It has been a week in which reports of the C-bomb have been liberally sprinkled across the news, although the “C” that has affected us most in the Midlife Garden has been C for Ciarán as wind and rain have come on stronger than a Dominic Cummings WhatsApp message. With flooded roads and schools sending kids home early we expected the weather to create the kind of damage not seen since a Downing Street Lockdown Party; but nature has proved to be a lot more resilient than any SPAD or tousle-haired PM. The garden survived. To quote Bill Murray in Ghostbusters “the flowers are still standing” and even the greenhouse survived intact albeit with some exceptions.
First it must be pointed out that the greenhouse is not strictly whole, as the last time I mended it, I ran out of the right sized panes so there is a permanent half pane open on one side. But maybe, just maybe, this is what has saved it from further breakage? I am no scientist so will leave it to others to work out about relative pressures, wind speeds and tensile strengths. But somehow all the panes survived Ciarán’s efforts.

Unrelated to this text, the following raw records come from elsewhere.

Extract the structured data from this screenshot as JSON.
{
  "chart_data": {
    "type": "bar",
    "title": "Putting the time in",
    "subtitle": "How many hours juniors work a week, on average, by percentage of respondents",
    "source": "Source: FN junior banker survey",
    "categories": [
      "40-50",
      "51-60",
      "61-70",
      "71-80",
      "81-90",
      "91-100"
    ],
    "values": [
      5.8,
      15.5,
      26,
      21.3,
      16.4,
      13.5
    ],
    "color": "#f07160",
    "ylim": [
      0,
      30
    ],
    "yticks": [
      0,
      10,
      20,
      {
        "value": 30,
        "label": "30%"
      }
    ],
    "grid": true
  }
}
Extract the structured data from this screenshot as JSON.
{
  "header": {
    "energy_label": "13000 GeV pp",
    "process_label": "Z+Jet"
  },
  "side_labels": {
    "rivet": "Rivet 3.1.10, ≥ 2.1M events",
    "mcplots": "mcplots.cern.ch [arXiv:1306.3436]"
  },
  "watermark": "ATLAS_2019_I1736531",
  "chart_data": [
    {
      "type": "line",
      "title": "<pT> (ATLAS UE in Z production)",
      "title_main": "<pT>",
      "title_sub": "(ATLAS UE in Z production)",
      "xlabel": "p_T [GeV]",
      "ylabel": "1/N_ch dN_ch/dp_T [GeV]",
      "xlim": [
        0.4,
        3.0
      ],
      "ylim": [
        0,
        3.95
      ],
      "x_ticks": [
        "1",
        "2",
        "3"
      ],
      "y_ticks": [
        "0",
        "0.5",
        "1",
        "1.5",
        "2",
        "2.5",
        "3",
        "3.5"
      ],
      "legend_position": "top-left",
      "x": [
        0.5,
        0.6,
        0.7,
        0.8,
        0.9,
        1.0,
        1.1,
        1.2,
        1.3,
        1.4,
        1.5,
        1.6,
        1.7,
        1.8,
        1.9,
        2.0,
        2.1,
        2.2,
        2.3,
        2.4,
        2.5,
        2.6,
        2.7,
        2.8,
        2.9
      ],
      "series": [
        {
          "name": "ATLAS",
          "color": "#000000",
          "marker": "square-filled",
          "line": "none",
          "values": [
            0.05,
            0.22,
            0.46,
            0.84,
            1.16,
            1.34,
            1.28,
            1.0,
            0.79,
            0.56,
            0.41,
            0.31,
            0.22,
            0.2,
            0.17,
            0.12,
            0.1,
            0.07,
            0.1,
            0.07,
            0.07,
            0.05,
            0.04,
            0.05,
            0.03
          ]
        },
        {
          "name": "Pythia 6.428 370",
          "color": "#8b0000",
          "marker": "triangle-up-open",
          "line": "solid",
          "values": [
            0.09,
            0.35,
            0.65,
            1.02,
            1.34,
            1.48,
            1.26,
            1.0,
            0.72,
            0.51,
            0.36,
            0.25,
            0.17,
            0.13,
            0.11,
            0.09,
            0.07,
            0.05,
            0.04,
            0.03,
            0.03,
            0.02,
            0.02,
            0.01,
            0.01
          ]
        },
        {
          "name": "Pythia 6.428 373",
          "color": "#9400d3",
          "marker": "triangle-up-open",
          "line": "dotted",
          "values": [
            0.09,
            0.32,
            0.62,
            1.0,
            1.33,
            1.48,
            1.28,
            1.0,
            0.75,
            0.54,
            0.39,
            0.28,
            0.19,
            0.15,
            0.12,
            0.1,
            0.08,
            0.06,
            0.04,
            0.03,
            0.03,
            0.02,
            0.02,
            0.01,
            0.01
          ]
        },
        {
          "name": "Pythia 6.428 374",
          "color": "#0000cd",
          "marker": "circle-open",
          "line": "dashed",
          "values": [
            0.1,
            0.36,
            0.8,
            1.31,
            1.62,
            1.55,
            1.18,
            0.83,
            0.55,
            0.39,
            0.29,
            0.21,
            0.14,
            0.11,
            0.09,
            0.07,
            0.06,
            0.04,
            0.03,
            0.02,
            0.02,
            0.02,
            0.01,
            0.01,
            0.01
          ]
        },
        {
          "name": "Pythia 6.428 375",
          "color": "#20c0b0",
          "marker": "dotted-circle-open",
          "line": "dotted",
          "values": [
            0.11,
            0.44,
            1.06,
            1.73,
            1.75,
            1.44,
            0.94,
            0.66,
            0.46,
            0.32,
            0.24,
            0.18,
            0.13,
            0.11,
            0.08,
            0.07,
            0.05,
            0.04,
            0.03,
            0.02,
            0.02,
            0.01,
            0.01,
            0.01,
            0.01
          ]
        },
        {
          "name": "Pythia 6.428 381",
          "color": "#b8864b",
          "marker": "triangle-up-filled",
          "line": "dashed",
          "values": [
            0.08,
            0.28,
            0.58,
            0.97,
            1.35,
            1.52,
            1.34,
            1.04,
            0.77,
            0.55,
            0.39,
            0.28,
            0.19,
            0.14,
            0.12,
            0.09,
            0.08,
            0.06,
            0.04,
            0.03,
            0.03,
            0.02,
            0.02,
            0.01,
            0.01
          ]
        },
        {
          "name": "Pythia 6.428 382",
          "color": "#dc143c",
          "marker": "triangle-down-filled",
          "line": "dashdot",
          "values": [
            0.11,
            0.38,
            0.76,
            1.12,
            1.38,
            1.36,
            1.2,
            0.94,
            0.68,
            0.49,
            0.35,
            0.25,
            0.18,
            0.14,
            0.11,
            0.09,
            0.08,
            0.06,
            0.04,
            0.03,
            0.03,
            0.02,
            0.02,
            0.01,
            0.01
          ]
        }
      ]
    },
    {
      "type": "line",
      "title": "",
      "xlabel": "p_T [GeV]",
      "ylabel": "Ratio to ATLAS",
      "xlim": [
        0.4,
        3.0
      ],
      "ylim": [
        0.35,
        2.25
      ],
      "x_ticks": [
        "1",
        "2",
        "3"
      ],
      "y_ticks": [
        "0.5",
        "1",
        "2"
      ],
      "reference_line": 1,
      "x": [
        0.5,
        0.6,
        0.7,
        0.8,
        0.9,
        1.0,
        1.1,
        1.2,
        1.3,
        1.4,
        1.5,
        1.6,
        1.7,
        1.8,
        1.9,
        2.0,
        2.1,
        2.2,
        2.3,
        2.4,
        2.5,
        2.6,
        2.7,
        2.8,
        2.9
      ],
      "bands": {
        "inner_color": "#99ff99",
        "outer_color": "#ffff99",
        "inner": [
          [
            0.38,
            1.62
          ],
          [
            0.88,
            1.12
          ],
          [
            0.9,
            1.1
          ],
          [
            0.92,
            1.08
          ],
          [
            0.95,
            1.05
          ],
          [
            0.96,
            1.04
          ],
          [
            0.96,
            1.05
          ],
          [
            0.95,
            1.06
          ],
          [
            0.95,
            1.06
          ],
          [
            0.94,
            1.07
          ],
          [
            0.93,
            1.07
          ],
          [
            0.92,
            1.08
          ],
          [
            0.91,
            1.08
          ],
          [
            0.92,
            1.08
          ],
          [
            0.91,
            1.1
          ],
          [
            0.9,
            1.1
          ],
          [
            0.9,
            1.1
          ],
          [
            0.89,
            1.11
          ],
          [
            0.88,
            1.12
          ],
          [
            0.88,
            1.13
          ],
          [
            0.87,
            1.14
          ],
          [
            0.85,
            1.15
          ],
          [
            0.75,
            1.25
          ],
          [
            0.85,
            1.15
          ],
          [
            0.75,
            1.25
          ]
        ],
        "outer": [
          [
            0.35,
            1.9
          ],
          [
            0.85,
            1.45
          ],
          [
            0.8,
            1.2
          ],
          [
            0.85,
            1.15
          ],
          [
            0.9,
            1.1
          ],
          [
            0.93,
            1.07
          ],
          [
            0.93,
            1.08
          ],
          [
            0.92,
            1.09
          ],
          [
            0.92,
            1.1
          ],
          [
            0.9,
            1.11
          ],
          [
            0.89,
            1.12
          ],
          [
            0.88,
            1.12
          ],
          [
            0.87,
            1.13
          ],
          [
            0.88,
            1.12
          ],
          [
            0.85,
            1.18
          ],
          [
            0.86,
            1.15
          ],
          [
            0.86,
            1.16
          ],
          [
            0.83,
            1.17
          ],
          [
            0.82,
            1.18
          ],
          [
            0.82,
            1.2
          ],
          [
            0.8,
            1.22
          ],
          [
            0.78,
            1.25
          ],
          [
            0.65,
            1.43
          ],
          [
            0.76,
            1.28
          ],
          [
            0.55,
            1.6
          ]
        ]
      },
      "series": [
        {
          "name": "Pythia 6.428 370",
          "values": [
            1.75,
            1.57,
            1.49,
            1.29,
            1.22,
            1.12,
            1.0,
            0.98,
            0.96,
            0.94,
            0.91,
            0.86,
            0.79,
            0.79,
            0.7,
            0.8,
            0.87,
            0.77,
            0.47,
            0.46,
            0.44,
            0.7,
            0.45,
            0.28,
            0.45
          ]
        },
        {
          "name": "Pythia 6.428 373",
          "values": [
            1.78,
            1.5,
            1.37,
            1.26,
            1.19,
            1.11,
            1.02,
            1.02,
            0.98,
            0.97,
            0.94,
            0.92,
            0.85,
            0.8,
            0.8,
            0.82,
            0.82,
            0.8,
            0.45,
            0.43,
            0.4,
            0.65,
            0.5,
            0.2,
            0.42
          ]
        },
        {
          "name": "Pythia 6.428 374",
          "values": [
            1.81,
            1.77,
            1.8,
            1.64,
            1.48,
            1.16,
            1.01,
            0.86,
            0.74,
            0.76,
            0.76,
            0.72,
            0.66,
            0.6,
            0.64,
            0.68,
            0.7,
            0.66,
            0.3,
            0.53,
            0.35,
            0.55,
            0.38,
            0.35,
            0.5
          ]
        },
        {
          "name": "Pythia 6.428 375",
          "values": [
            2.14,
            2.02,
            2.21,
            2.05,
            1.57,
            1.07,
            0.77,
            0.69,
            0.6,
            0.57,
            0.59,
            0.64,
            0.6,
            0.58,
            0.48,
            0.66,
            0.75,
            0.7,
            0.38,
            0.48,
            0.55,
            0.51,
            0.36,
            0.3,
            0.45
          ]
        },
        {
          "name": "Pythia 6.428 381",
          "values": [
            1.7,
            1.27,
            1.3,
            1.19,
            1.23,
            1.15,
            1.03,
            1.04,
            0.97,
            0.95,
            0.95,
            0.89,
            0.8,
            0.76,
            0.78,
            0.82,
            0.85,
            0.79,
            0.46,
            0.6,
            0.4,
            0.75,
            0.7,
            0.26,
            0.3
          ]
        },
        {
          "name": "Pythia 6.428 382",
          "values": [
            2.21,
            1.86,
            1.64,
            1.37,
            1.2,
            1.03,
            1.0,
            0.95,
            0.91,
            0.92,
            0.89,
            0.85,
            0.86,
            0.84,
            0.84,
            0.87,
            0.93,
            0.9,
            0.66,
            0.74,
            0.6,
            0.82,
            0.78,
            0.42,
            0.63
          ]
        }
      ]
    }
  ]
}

Secondly, not all the flowers remain standing. We lost a delphinium in the storm, but since this was a delphinium that had already flowered in May, we are quite smug about it even having another bloom to be battered in a November storm. This is because, for once, I managed to follow the GW advice to cut back the delphinium as soon as it had flowered in June or July, thus encouraging it to flower again in the autumn. Ta dah!
The Delph is not the only flower in the garden that has had a second coming. One of the apple trees, after a frankly poor crop this year, seems to be trying to make up for lost time, but like a school child asking to hand in their homework late, it is not going to get marked now. It’s too late for apples. Likewise, the viburnum mariesii has produce one or two late flowers, while its leaves turn a deep shade of red before dropping.
So, although the garden is generally either overgrown, dead, or, in the case of the raised beds, cleared and prepped for the spring, there is still some colour in there as we head into winter.